If this reality of the domestic church, if this holiness of the individual family is so revolting to the demons, we should strive all the more to sanctify our homes and family lives before we do anything else for the betterment of society. The domestic church is the first and last battleground of spiritual warfare, where we must daily aid Christ to conquer, as He will do at the end of time.

And secondly, this leads into the fact that it should be no surprise that the home and the identity of Catholic marriage and family is more viciously attacked than nearly any other reality on earth. Practically every grave sin or perversion has the potential to sprout from, or to infect and eventually destroy the home and the true identity of the family: fornication, adultery, divorce, homosexual “unions,” contraception, abortion, pornography, the influence and takeover of the media, violence, disruption of familial communication, bitterness, hatred, refusal to forgive, and the eventual rejection of God. All of these closely prowl about the battlefield of the domestic church.

Family life, by itself, is hard; family life that strives for holiness is far harder. It requires a deeply Sacramental way of living; it requires constant cooperation with God’s grace; it requires starting over every morning; it requires family prayer, mutual charity and unfailing forgiveness, sacrifice, respect, authentic chastity and openness to life, and a real, unbending secession from the perversions in our society. As difficult as these things are, they are precisely what make the domestic church the last battleground, the final stand in the war between Heaven and Hell–they are precisely what will help to win it for Christ the King.

As Catholic families, we must daily strive to reclaim and defend our domestic church as our most precious possession this side of Heaven. We must make it a place where “all that is not music is silence” when, as Screwtape proclaims for all demons, “We will make the whole universe a noise on end . . . The melodies and silences of Heaven will be shouted down . . .”

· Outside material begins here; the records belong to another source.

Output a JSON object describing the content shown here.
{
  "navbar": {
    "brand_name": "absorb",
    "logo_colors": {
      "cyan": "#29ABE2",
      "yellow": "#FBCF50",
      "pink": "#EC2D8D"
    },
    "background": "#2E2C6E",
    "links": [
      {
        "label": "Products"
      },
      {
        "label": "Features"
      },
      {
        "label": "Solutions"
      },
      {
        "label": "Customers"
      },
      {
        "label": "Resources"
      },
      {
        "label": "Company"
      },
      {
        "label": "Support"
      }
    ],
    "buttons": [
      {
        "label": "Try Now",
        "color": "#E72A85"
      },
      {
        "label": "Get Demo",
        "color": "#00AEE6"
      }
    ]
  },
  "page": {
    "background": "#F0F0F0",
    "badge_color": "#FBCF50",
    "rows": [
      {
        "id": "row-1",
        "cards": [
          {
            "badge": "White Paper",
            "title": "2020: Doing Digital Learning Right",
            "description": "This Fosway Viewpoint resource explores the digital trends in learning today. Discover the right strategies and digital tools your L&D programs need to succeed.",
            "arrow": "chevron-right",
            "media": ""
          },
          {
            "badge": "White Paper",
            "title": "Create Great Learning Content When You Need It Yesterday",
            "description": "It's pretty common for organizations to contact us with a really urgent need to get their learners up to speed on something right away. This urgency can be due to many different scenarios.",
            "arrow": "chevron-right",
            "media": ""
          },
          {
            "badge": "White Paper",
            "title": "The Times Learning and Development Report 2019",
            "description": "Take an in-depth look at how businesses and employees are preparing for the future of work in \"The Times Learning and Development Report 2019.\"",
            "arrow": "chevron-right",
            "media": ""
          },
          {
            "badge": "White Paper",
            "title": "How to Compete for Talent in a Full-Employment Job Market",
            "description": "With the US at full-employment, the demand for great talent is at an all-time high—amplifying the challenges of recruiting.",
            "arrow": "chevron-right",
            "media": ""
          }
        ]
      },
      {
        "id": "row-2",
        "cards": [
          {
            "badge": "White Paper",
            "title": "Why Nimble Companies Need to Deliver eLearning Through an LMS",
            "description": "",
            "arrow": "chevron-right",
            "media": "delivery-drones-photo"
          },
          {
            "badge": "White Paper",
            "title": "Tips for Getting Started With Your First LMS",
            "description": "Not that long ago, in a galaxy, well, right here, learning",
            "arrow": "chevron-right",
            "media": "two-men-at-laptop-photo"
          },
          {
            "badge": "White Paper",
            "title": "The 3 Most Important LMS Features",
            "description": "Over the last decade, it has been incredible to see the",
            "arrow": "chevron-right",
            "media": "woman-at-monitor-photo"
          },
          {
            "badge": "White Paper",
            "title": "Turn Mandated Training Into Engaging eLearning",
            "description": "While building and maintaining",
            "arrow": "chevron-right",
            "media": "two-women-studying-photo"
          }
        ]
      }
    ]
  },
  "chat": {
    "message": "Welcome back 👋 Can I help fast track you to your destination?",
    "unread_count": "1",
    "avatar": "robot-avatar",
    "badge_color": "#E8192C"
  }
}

To the best of our ability, we must preserve that which has been given to us by the goodness of God: our home and our family. The domestic church is our most immediate and our best chance to truly influence the world for good. None of us are perfect; even the best of Catholic families have nothing like a seamless, flawless life of sanctity and peace–even the idea of it provokes a combination of realistic laughter and contrite regret from us! But what we can do, we must do; and that is to keep fighting, praying, and immersing ourselves in that which is good; and, above all, to remind ourselves soberly and often that our home, our family life, is a fortress on the great spiritual battlefield that, with God’s help, can become a powerful stronghold of holiness and faith . . . and, for Screwtape and his minions, a place that reeks of that deadly odor called grace.